Around the same time, Facebook transferred 1.5 billion user profiles from its international headquarters in Ireland to its American offices in California. This was a few weeks before the European Union’s General Data Protection Regulation (GDPR) was to go into effect, enabling the company to follow (in the words of Mark Zuckerberg) the “spirit” of the GDPR for those users, while sidestepping the strict mandates of what has been called “the most profound privacy law of our generation.” It also allows the company to avoid, for the most part, the considerable fines levied on firms that do not comply with the GDPR. 

Facebook is not alone in trying to bypass strict privacy regulations. Recently, Google’s parent company, Alphabet, mounted a campaign to neuter what is considered to be “the most rigorous consumer privacy statute in the country,” the Illinois Biometric Information Privacy Act, which allows consumers to sue companies that use their biometric data without their consent. And Google itself, which in 2017 promised no longer to read users’ e-mail, in fact still allows third parties to read users’ e-mail. Add to all these incursions one more: it has recently been discovered that US cell phone carriers have been supplying customers’ real-time location data to a company called LocationSmart that, in turn, has been selling it to other obscure and sometimes shady companies. One of them, Securus, enables its customers to track anyone who carries a mobile device, anywhere, at any time, and without a warrant. 

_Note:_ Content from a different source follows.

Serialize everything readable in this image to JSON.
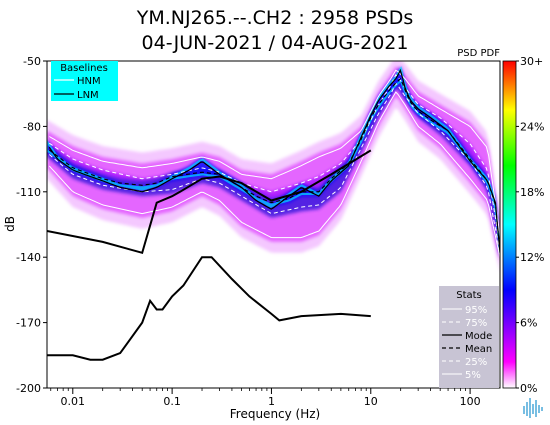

Money trumps privacy, not because consumers want that, but because in this new world of “surveillance capitalism” riches are to be had by luring people to use “free” and intentionally addictive products and then, with their consent or not, sucking up every possible bit of information about them. In Privacy’s Blueprint, Woodrow Hartzog suggests that companies might be required to take “privacy values” into account and build them into the designs of their products. This, in fact, is one of the mandates of the GDPR, a law that does not extend to the United States or other non-EU countries. Considering the prevarications of Facebook, for example, as it continually diminished users’ privacy over the years while claiming to protect it through obscure “privacy policies” that gave the company new ways to monetize people’s personal information, one wonders how feasible this is. We cannot rely on lawmakers to adjudicate these matters. In the words of Senator Mark Warner, “If you leave us to do this on our own, we’re gonna mess it up.” Yet the House of Representatives voted once again not to fund the Office of Technology Assessment, the bipartisan agency that provides assistance and advice on technical matters. 

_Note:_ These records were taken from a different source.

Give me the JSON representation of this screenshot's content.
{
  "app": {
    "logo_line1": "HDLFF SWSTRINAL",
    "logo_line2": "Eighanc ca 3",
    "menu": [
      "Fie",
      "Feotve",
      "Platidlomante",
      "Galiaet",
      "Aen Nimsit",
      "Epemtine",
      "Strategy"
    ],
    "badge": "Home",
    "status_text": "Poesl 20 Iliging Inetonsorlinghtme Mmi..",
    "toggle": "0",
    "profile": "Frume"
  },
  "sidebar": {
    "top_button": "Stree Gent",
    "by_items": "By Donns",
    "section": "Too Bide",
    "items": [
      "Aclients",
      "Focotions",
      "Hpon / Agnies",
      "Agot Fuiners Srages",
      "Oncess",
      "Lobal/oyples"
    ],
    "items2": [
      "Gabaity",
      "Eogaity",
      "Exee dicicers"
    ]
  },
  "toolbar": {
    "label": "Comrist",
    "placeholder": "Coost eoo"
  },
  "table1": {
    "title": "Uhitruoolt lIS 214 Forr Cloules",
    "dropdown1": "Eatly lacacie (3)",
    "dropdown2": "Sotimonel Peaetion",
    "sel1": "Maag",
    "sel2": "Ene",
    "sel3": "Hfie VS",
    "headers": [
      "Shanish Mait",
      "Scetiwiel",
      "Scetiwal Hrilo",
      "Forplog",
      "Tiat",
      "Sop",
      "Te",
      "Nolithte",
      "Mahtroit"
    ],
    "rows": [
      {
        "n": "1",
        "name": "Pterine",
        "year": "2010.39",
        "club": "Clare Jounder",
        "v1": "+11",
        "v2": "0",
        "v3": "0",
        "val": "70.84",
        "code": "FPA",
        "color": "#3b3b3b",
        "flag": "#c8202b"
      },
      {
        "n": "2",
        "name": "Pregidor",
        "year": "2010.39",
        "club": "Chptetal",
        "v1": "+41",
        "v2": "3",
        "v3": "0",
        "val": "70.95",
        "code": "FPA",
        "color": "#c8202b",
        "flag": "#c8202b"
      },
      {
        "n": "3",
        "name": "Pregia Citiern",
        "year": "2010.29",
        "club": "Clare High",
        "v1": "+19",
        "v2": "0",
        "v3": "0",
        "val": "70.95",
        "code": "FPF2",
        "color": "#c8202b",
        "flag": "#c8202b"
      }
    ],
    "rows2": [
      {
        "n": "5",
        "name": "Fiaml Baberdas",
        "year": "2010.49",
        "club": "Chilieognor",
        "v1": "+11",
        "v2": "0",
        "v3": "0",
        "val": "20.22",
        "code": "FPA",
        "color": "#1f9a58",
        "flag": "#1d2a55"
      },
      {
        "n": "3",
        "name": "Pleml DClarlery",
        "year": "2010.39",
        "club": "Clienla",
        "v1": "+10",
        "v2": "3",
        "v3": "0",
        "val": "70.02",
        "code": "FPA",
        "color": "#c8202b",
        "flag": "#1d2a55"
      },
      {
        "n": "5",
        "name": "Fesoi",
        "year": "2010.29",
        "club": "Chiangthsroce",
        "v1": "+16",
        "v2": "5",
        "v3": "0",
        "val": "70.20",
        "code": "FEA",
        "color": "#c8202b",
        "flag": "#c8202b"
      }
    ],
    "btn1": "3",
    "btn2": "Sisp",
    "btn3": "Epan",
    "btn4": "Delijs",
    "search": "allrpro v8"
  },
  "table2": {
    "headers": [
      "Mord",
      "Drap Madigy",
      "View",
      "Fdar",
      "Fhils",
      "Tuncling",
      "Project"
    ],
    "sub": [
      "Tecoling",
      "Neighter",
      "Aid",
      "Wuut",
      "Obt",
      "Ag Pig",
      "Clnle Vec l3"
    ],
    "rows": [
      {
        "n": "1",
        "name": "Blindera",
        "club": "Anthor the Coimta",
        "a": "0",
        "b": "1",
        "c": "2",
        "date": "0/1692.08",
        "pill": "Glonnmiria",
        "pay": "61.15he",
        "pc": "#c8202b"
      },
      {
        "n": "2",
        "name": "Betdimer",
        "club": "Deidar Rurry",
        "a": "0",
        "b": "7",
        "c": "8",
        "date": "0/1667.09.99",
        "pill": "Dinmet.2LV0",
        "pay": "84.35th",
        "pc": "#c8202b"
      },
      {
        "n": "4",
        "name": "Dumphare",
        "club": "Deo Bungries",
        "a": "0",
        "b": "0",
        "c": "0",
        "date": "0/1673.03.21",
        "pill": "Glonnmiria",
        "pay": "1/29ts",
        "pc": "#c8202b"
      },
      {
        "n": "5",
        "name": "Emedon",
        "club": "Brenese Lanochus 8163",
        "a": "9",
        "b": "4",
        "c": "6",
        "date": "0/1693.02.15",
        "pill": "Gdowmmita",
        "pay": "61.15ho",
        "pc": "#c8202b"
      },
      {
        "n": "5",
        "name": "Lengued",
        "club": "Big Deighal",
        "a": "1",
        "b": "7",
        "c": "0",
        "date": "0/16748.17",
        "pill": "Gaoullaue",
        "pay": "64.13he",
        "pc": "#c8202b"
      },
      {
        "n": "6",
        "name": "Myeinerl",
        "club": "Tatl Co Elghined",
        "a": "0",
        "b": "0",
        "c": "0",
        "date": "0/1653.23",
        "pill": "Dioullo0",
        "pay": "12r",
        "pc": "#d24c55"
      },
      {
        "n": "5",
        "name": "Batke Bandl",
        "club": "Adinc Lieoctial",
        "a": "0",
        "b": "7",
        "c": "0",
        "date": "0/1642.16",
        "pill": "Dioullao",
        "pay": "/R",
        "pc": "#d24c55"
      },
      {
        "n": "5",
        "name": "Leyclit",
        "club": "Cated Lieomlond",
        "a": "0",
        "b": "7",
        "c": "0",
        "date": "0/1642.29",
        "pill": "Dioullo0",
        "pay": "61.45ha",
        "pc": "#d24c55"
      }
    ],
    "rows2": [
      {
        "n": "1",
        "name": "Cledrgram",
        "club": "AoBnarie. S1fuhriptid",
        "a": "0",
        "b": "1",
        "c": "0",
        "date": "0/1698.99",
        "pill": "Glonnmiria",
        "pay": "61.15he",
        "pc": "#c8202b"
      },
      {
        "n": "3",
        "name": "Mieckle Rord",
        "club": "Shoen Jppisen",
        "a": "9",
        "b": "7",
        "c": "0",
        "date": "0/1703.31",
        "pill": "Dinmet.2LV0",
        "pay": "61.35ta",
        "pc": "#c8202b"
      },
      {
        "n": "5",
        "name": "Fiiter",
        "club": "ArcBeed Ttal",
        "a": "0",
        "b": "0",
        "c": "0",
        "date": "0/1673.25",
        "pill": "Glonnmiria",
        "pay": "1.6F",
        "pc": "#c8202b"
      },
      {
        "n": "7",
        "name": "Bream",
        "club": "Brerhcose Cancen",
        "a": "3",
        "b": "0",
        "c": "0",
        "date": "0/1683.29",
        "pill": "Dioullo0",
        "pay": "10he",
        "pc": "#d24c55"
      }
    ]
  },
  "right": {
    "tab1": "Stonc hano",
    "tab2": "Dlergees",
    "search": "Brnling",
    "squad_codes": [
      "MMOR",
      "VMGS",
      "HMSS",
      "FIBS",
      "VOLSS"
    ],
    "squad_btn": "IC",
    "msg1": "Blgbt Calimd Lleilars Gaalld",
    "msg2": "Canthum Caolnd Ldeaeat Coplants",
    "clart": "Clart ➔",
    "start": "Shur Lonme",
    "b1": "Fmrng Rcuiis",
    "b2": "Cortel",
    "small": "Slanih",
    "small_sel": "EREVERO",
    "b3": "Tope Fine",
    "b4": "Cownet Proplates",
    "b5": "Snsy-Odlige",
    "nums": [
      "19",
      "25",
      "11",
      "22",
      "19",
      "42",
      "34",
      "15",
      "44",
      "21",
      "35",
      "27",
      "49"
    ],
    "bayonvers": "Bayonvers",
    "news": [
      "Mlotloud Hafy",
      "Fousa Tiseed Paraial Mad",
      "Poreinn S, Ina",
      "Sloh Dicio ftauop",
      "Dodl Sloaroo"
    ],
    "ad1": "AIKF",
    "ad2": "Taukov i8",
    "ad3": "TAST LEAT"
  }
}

In 2016, the TRUSTe/National Cyber Security Alliance Consumer Privacy Index found that 92 percent of US Internet users were concerned about their online privacy, and that “worries over online privacy topped the loss of personal income by 11 percentage points.” This suggests that Mark Zuckerberg’s statement from 2010 may have been prescient in a way, though not in the way he would have liked: the social norms of privacy are changing as the known citizen becomes more knowing. 

A survey recently published in The Atlantic found that “78.8 percent of people said they were ‘very’ or ‘somewhat’ concerned about the privacy of their information on social media, and 82.2 percent said they self-censor on social media.” This spring, Vermont passed legislation to regulate data brokers. In June, California passed the California Consumer Privacy Act, giving its residents the right to be informed about the kinds of personal information companies have collected about them, as well as the right to request that their personal information be deleted. Also in June, Colorado passed a tough data security law; as of September, Colorado-based companies will be required to, among other things, dispose of certain kinds of personal identifying information. Overall, two thirds of Americans are now eager to see stricter privacy laws. These may be—to borrow Justice Douglas’s word—emanations of things to come.